一.pandas 简介
numpy 相当于列表,那么pandas 相当于字典,就是比numpy 高级了一点点~
import numpy as np
import pandas as pd
s = pd.Series([1,3,6,np.nan,44,1])
print(s)
看一下输出,自动加上序号,还有数据类型
创建一个行索引
dates = pd.date_range('20200816',periods=6)
print(dates)
创建一个有名字的numpy数组
df = pd.DataFrame(np.arange(12).reshape((3,4)))
# 使用默认索引 0,1,2....
df = pd.DataFrame(np.random.randn(6,4),index=dates,columns=['a','b','c','d'])
print(df)
完整代码
import numpy as np
import pandas as pd
s = pd.Series([1,3,6,np.nan,44,1])
print(s)
dates = pd.date_range('20200816',periods=6)
print(dates)
df = pd.DataFrame(np.random.randn(6,4),index=dates,columns=['a','b','c','d'])
print(df)
df.dtypes # 返回每一列的数据形式
df.index # 输出每一行的序号和类型
df.columns # 输出每一列的序号和类型
df.values # 输出每个元素的值
df.describe() #对每列数据进行简单的运算
df.T # 转置
df.sort_index(axis=1,ascending=False) # 对列的名称进行排序(倒序)
df.sort_values(by='E') #对某一列进行排序(指定)
二.pandas 数据选择
import numpy as np
import pandas as pd
dates = pd.date_range('20200816',periods=6)
df = pd.DataFrame(np.random.randn(6,4),index=dates,columns=['a','b','c','d'])
# 取出dataframe里面的某一列数据 两种方法
df['a']
df.a
# 选择行数据
df[0:3]
df['2020-08-16':'2020-08-20']
# select by label:loc
df.loc['2020-08-20']
df.loc[:,['a','b']] # 选出a,b列的所有行数据
df.loc['2020-08-18',['a','b']] # 选出此行2020-08-18的所以数据
# select by position : iloc
df.iloc[3] # 第三行数据
df.iloc[3,1] # 第三行第一位数据
df.iloc[3:5,1:3] # 切片处理:第3-5行,第1-3列
df.iloc[[1,3,5],1:3] # 逐个不连续筛选
# mixed selection :ix
df.ix[:3,['a','c']]
# boolean indexing :条件判断的筛选
df[df.a>8]
三.pandas 设置值
import numpy as np
import pandas as pd
dates = pd.date_range('20200816',periods=6)
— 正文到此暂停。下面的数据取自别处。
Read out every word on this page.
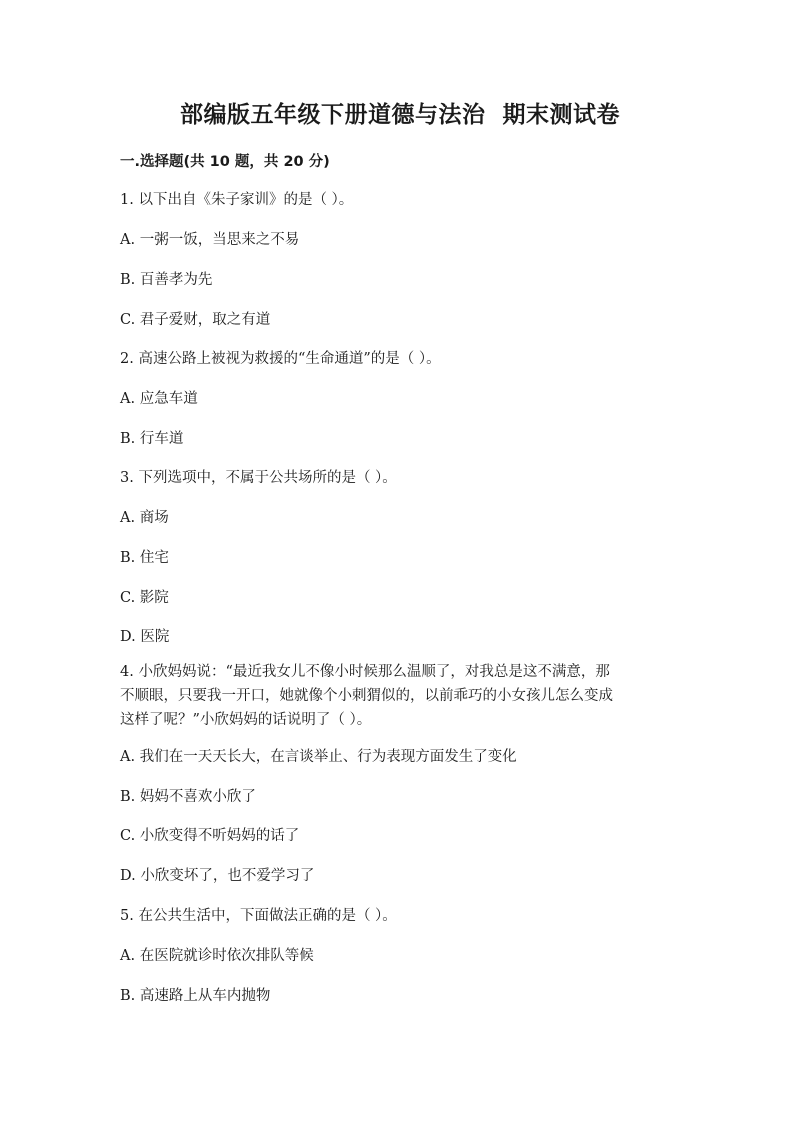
部编版五年级下册道德与法治  期末测试卷
一.选择题(共 10 题，共 20 分)
1. 以下出自《朱子家训》的是（ ）。
A. 一粥一饭，当思来之不易
B. 百善孝为先
C. 君子爱财，取之有道
2. 高速公路上被视为救援的“生命通道”的是（ ）。
A. 应急车道
B. 行车道
3. 下列选项中，不属于公共场所的是（ ）。
A. 商场
B. 住宅
C. 影院
D. 医院
4. 小欣妈妈说：“最近我女儿不像小时候那么温顺了，对我总是这不满意，那
不顺眼，只要我一开口，她就像个小刺猬似的，以前乖巧的小女孩儿怎么变成
这样了呢？”小欣妈妈的话说明了（ ）。
A. 我们在一天天长大，在言谈举止、行为表现方面发生了变化
B. 妈妈不喜欢小欣了
C. 小欣变得不听妈妈的话了
D. 小欣变坏了，也不爱学习了
5. 在公共生活中，下面做法正确的是（ ）。
A. 在医院就诊时依次排队等候
B. 高速路上从车内抛物
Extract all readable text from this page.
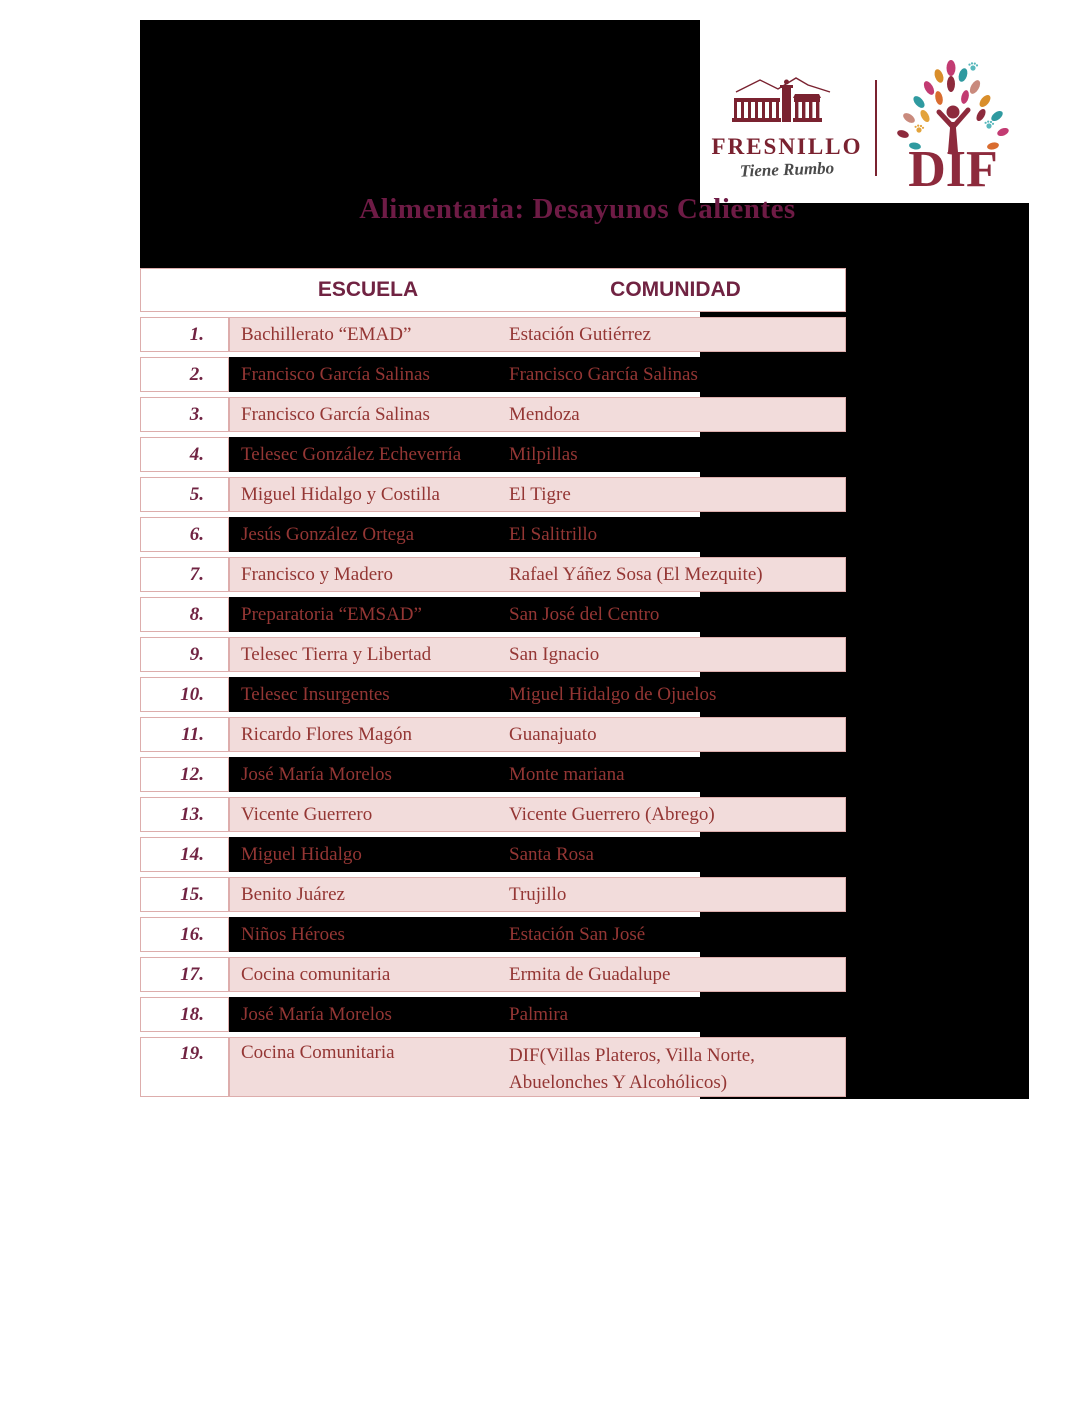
FRESNILLO
Tiene Rumbo	DIF
Alimentaria: Desayunos Calientes
ESCUELA	COMUNIDAD
1.	Bachillerato “EMAD”	Estación Gutiérrez
2.	Francisco García Salinas	Francisco García Salinas
3.	Francisco García Salinas	Mendoza
4.	Telesec González Echeverría	Milpillas
5.	Miguel Hidalgo y Costilla	El Tigre
6.	Jesús González Ortega	El Salitrillo
7.	Francisco y Madero	Rafael Yáñez Sosa (El Mezquite)
8.	Preparatoria “EMSAD”	San José del Centro
9.	Telesec Tierra y Libertad	San Ignacio
10.	Telesec Insurgentes	Miguel Hidalgo de Ojuelos
11.	Ricardo Flores Magón	Guanajuato
12.	José María Morelos	Monte mariana
13.	Vicente Guerrero	Vicente Guerrero (Abrego)
14.	Miguel Hidalgo	Santa Rosa
15.	Benito Juárez	Trujillo
16.	Niños Héroes	Estación San José
17.	Cocina comunitaria	Ermita de Guadalupe
18.	José María Morelos	Palmira
19.	Cocina Comunitaria	DIF(Villas Plateros, Villa Norte, Abuelonches Y Alcohólicos)
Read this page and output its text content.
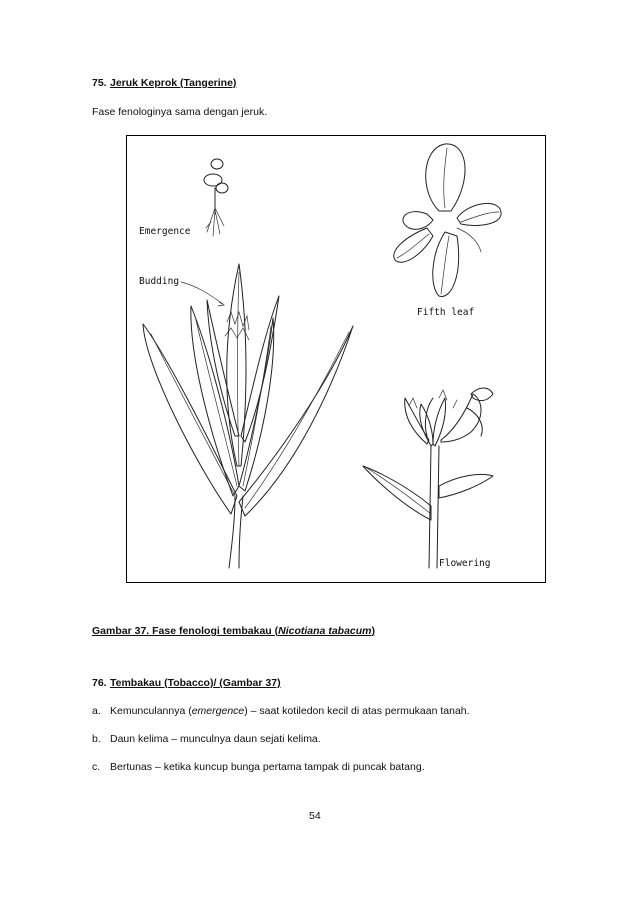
75. Jeruk Keprok (Tangerine)
Fase fenologinya sama dengan jeruk.
Emergence
Fifth leaf
Budding
Flowering
Gambar 37. Fase fenologi tembakau (Nicotiana tabacum)
76. Tembakau (Tobacco)/ (Gambar 37)
a. Kemunculannya (emergence) – saat kotiledon kecil di atas permukaan tanah.
b. Daun kelima – munculnya daun sejati kelima.
c. Bertunas – ketika kuncup bunga pertama tampak di puncak batang.
54
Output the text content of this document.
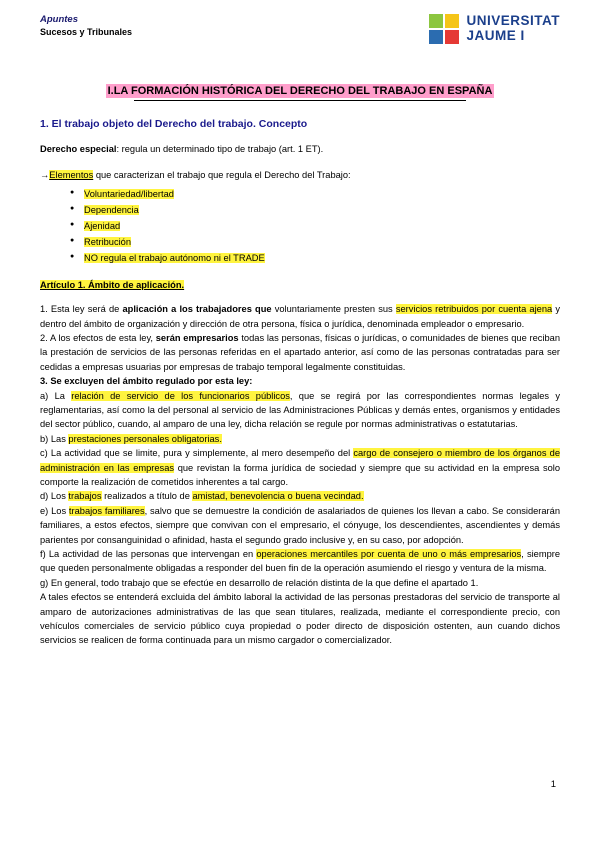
Apuntes
Sucesos y Tribunales
UNIVERSITAT
JAUME I
I.LA FORMACIÓN HISTÓRICA DEL DERECHO DEL TRABAJO EN ESPAÑA
1. El trabajo objeto del Derecho del trabajo. Concepto

Derecho especial: regula un determinado tipo de trabajo (art. 1 ET).

→Elementos que caracterizan el trabajo que regula el Derecho del Trabajo:

● Voluntariedad/libertad
● Dependencia
● Ajenidad
● Retribución
● NO regula el trabajo autónomo ni el TRADE
Artículo 1. Ámbito de aplicación.

1. Esta ley será de aplicación a los trabajadores que voluntariamente presten sus servicios retribuidos por cuenta ajena y dentro del ámbito de organización y dirección de otra persona, física o jurídica, denominada empleador o empresario.

2. A los efectos de esta ley, serán empresarios todas las personas, físicas o jurídicas, o comunidades de bienes que reciban la prestación de servicios de las personas referidas en el apartado anterior, así como de las personas contratadas para ser cedidas a empresas usuarias por empresas de trabajo temporal legalmente constituidas.

3. Se excluyen del ámbito regulado por esta ley:

a) La relación de servicio de los funcionarios públicos, que se regirá por las correspondientes normas legales y reglamentarias, así como la del personal al servicio de las Administraciones Públicas y demás entes, organismos y entidades del sector público, cuando, al amparo de una ley, dicha relación se regule por normas administrativas o estatutarias.

b) Las prestaciones personales obligatorias.

c) La actividad que se limite, pura y simplemente, al mero desempeño del cargo de consejero o miembro de los órganos de administración en las empresas que revistan la forma jurídica de sociedad y siempre que su actividad en la empresa solo comporte la realización de cometidos inherentes a tal cargo.

d) Los trabajos realizados a título de amistad, benevolencia o buena vecindad.

e) Los trabajos familiares, salvo que se demuestre la condición de asalariados de quienes los llevan a cabo. Se considerarán familiares, a estos efectos, siempre que convivan con el empresario, el cónyuge, los descendientes, ascendientes y demás parientes por consanguinidad o afinidad, hasta el segundo grado inclusive y, en su caso, por adopción.

f) La actividad de las personas que intervengan en operaciones mercantiles por cuenta de uno o más empresarios, siempre que queden personalmente obligadas a responder del buen fin de la operación asumiendo el riesgo y ventura de la misma.

g) En general, todo trabajo que se efectúe en desarrollo de relación distinta de la que define el apartado 1.

A tales efectos se entenderá excluida del ámbito laboral la actividad de las personas prestadoras del servicio de transporte al amparo de autorizaciones administrativas de las que sean titulares, realizada, mediante el correspondiente precio, con vehículos comerciales de servicio público cuya propiedad o poder directo de disposición ostenten, aun cuando dichos servicios se realicen de forma continuada para un mismo cargador o comercializador.

1
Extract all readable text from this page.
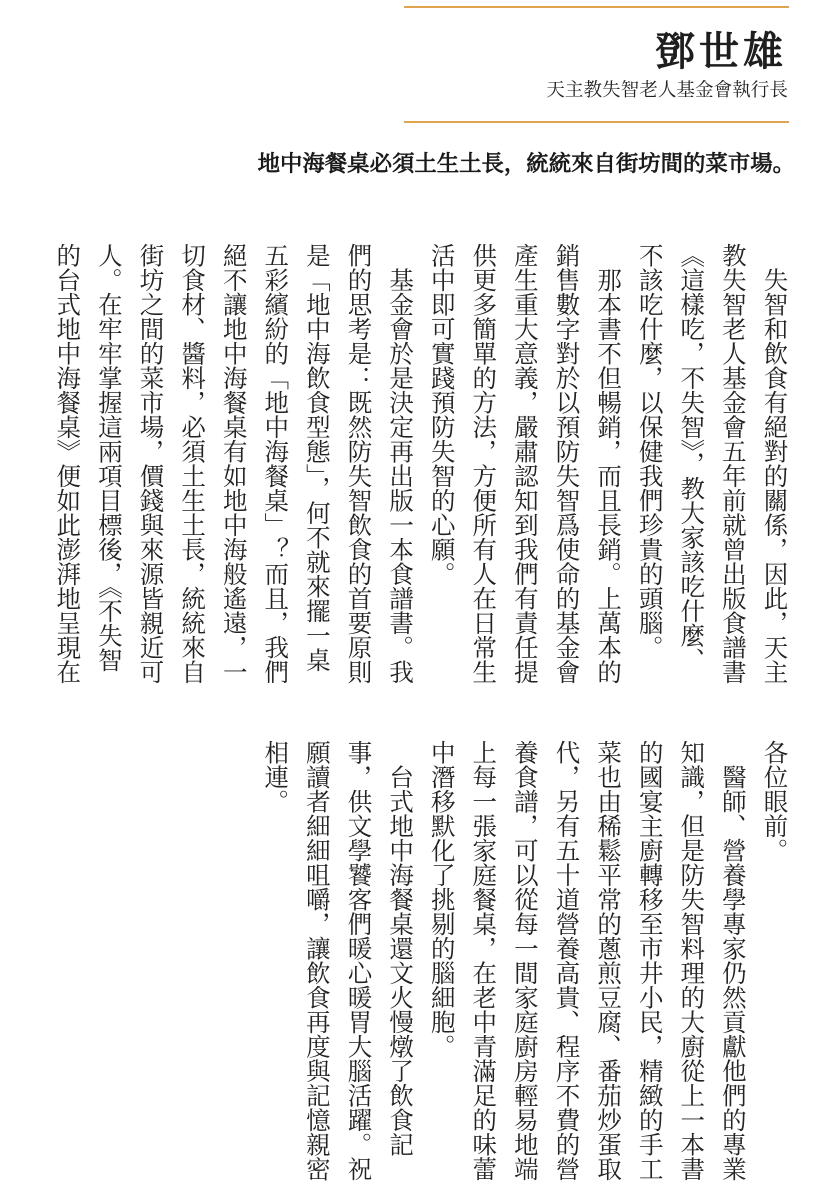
鄧世雄
天主教失智老人基金會執行長
地中海餐桌必須土生土長，統統來自街坊間的菜市場。
　失智和飲食有絕對的關係，因此，天主
教失智老人基金會五年前就曾出版食譜書
《這樣吃，不失智》，教大家該吃什麼、
不該吃什麼，以保健我們珍貴的頭腦。
　那本書不但暢銷，而且長銷。上萬本的
銷售數字對於以預防失智爲使命的基金會
產生重大意義，嚴肅認知到我們有責任提
供更多簡單的方法，方便所有人在日常生
活中即可實踐預防失智的心願。
　基金會於是決定再出版一本食譜書。我
們的思考是：既然防失智飲食的首要原則
是「地中海飲食型態」，何不就來擺一桌
五彩繽紛的「地中海餐桌」？而且，我們
絕不讓地中海餐桌有如地中海般遙遠，一
切食材、醬料，必須土生土長，統統來自
街坊之間的菜市場，價錢與來源皆親近可
人。在牢牢掌握這兩項目標後，《不失智
的台式地中海餐桌》便如此澎湃地呈現在
各位眼前。
　醫師、營養學專家仍然貢獻他們的專業
知識，但是防失智料理的大廚從上一本書
的國宴主廚轉移至市井小民，精緻的手工
菜也由稀鬆平常的蔥煎豆腐、番茄炒蛋取
代，另有五十道營養高貴、程序不費的營
養食譜，可以從每一間家庭廚房輕易地端
上每一張家庭餐桌，在老中青滿足的味蕾
中潛移默化了挑剔的腦細胞。
　台式地中海餐桌還文火慢燉了飲食記
事，供文學饕客們暖心暖胃大腦活躍。祝
願讀者細細咀嚼，讓飲食再度與記憶親密
相連。
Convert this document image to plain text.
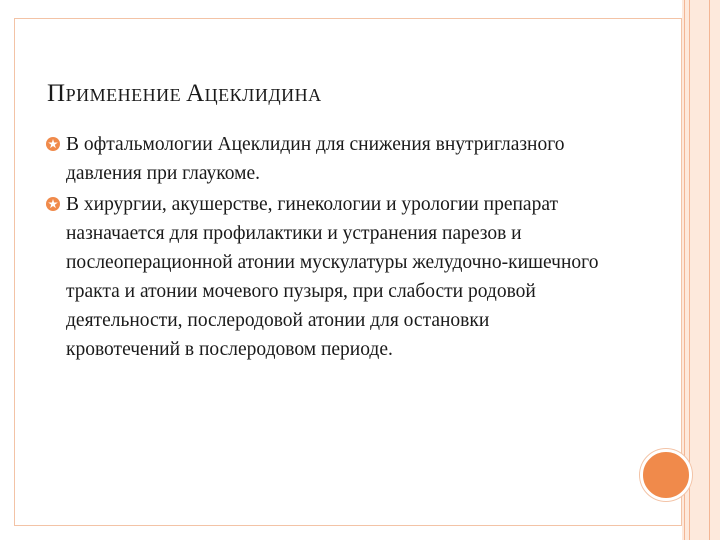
ПРИМЕНЕНИЕ АЦЕКЛИДИНА
В офтальмологии Ацеклидин для снижения внутриглазного давления при глаукоме.
В хирургии, акушерстве, гинекологии и урологии препарат назначается для профилактики и устранения парезов и послеоперационной атонии мускулатуры желудочно-кишечного тракта и атонии мочевого пузыря, при слабости родовой деятельности, послеродовой атонии для остановки кровотечений в послеродовом периоде.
df = pd.DataFrame(np.random.randn(6,4),index=dates,columns=['a','b','c','d'])
df.iloc[2,2]=111 # 改变定位一个位置上的值
df.a[df.a>4] = 0 # 条件改变(不想改变整个数据)
df.loc['2020-08-17','b'] =222 # 改变标签一个位置上的值
df['f'] = np.nan # 不同形式增加一行数列
df['e'] = pd.Series([1,2,3,4,5,6],index=pd.date_range('20200716',periods=6))
print(df)
四.pandas 处理丢失数据
import numpy as np
import pandas as pd
dates = pd.date_range('20200816',periods=6)
df = pd.DataFrame(np.random.randn(6,4),index=dates,columns=['a','b','c','d'])
# 人为搞一些丢失数据
df.iloc[0.1] = np.nan
df.iloc[1,2] = np.nan
print(df.dropna(axis=0,how='any'))# 只要这行有任何一个数据缺失/当这行所以数据都缺失,就会被丢弃 how = {'any','all'}
print(df.fillna(value=0)) # 将填充的数据赋值
df.isnull()# 检查是否有缺失数据
np.any(df.isnull()) == True # 问整篇是否有缺失数据
五.pandas 数据导入Pycharm
import pandas as pd
data = pd.read_csv('D:\ChromeCoreDownloads\新冠疫情预测\_us-counties.csv')
print(data)
效果
六.pandas 合并
(1)concat 合并
import numpy as np
import pandas as pd
# concatenating 合并
df1 = pd.DataFrame(np.ones((3,4))*0,columns=['a','b','c','d'])
df2 = pd.DataFrame(np.ones((3,4))*1,columns=['a','b','c','d'])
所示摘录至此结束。